Multiplicity only takes whole numbers, no negatives!

Examples: A car usually has 4..5 wheels, a class has 0..75 students.


  • if both numbers are the same, the .. and the second number can be omitted, e.g. a twin-lamp has 2 bulbs

  • if the upper limit is unlimited a * is used: A city has 1..* houses, a novel has 100..* words

  • 0..* can be written as *

Common multiplicities:

  • 0: A class has never any of this attribute (not really used)

  • 0..1: A class has none or one of the specified (e.g. a lamp has a bulb or has none, a person has a job or has none)

  • *: Any arbitray number of attributes: A file has any number of bytes

  • 1: Exactly one: The hominoid has exactly one position

  • 1..*: At least one, but any number: A poem has at least one word, but can be infinitely long.

If multiplicity is ommited, it usually means 1 or 0..1.

On attributes, multiplicity is shown in square brackets after the attribute, e.g. [2], [*], [1..4]

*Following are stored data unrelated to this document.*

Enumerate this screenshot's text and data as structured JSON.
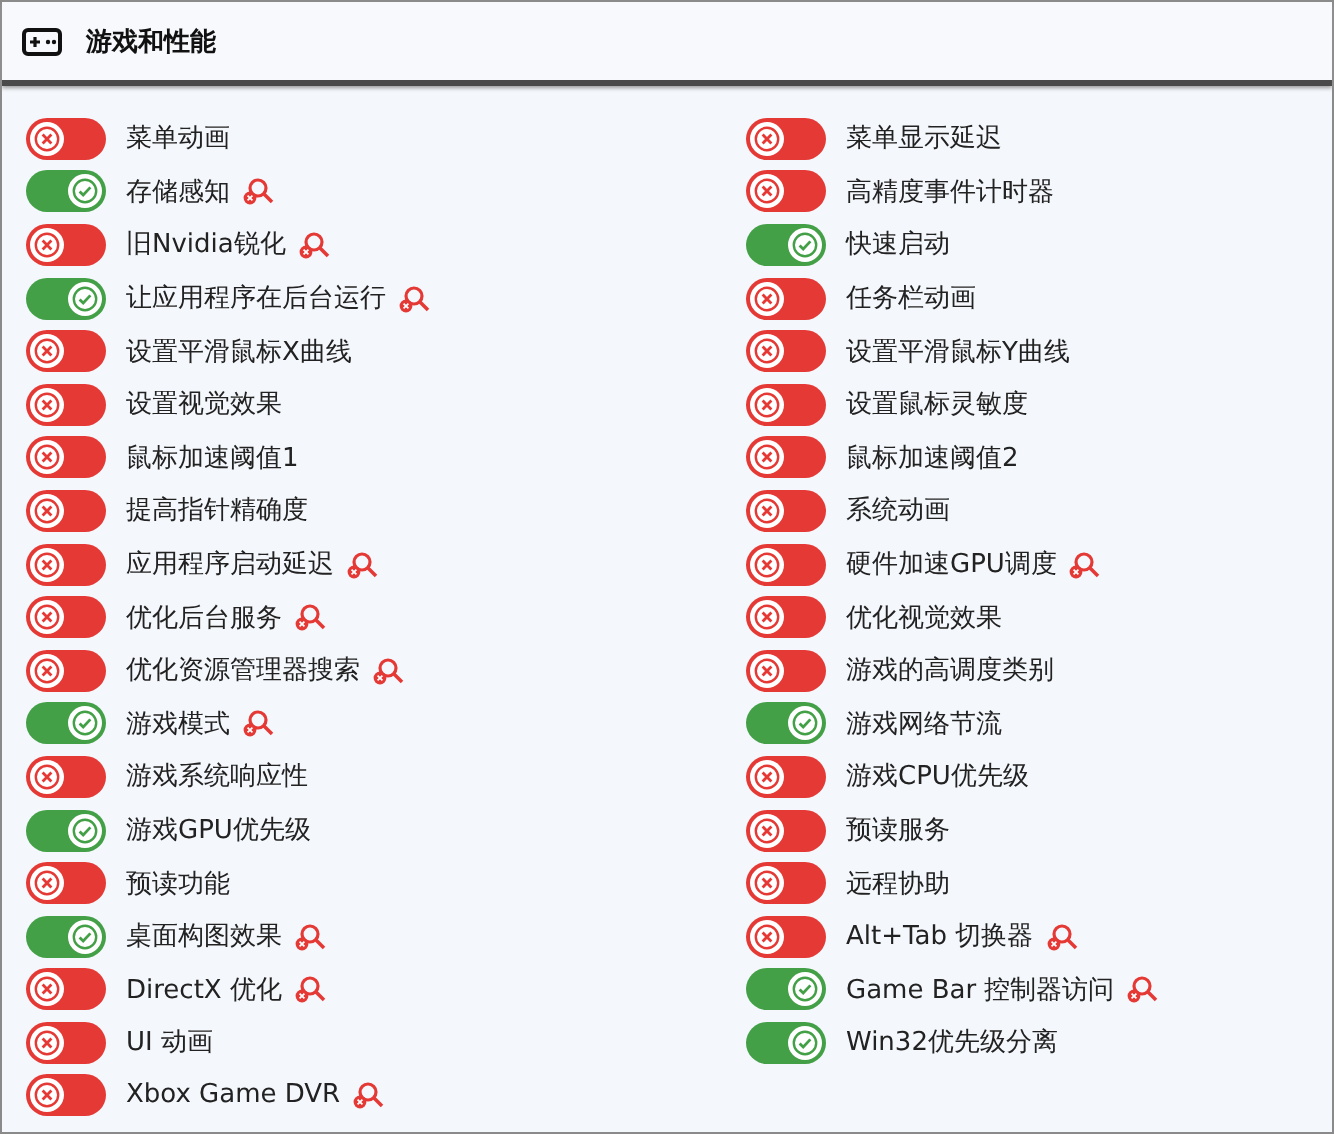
{
  "window": {
    "title": "游戏和性能"
  },
  "columns": [
    [
      {
        "label": "菜单动画",
        "on": false,
        "flagged": false
      },
      {
        "label": "存储感知",
        "on": true,
        "flagged": true
      },
      {
        "label": "旧Nvidia锐化",
        "on": false,
        "flagged": true
      },
      {
        "label": "让应用程序在后台运行",
        "on": true,
        "flagged": true
      },
      {
        "label": "设置平滑鼠标X曲线",
        "on": false,
        "flagged": false
      },
      {
        "label": "设置视觉效果",
        "on": false,
        "flagged": false
      },
      {
        "label": "鼠标加速阈值1",
        "on": false,
        "flagged": false
      },
      {
        "label": "提高指针精确度",
        "on": false,
        "flagged": false
      },
      {
        "label": "应用程序启动延迟",
        "on": false,
        "flagged": true
      },
      {
        "label": "优化后台服务",
        "on": false,
        "flagged": true
      },
      {
        "label": "优化资源管理器搜索",
        "on": false,
        "flagged": true
      },
      {
        "label": "游戏模式",
        "on": true,
        "flagged": true
      },
      {
        "label": "游戏系统响应性",
        "on": false,
        "flagged": false
      },
      {
        "label": "游戏GPU优先级",
        "on": true,
        "flagged": false
      },
      {
        "label": "预读功能",
        "on": false,
        "flagged": false
      },
      {
        "label": "桌面构图效果",
        "on": true,
        "flagged": true
      },
      {
        "label": "DirectX 优化",
        "on": false,
        "flagged": true
      },
      {
        "label": "UI 动画",
        "on": false,
        "flagged": false
      },
      {
        "label": "Xbox Game DVR",
        "on": false,
        "flagged": true
      }
    ],
    [
      {
        "label": "菜单显示延迟",
        "on": false,
        "flagged": false
      },
      {
        "label": "高精度事件计时器",
        "on": false,
        "flagged": false
      },
      {
        "label": "快速启动",
        "on": true,
        "flagged": false
      },
      {
        "label": "任务栏动画",
        "on": false,
        "flagged": false
      },
      {
        "label": "设置平滑鼠标Y曲线",
        "on": false,
        "flagged": false
      },
      {
        "label": "设置鼠标灵敏度",
        "on": false,
        "flagged": false
      },
      {
        "label": "鼠标加速阈值2",
        "on": false,
        "flagged": false
      },
      {
        "label": "系统动画",
        "on": false,
        "flagged": false
      },
      {
        "label": "硬件加速GPU调度",
        "on": false,
        "flagged": true
      },
      {
        "label": "优化视觉效果",
        "on": false,
        "flagged": false
      },
      {
        "label": "游戏的高调度类别",
        "on": false,
        "flagged": false
      },
      {
        "label": "游戏网络节流",
        "on": true,
        "flagged": false
      },
      {
        "label": "游戏CPU优先级",
        "on": false,
        "flagged": false
      },
      {
        "label": "预读服务",
        "on": false,
        "flagged": false
      },
      {
        "label": "远程协助",
        "on": false,
        "flagged": false
      },
      {
        "label": "Alt+Tab 切换器",
        "on": false,
        "flagged": true
      },
      {
        "label": "Game Bar 控制器访问",
        "on": true,
        "flagged": true
      },
      {
        "label": "Win32优先级分离",
        "on": true,
        "flagged": false
      }
    ]
  ]
}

Example 3.10. Multiplicity on attributes

On associations, the multiplicy is shown without square brackets on the class that is multiplied:

Example 3.11. Multiplicity on associations

Example 3.12. A timer for multiple bombs

Practice: assume a modern timer that can detonate up to 8 bombs at a time. Show the classes for Timer and Bomb and their association. You may use the shortened notation for the classes.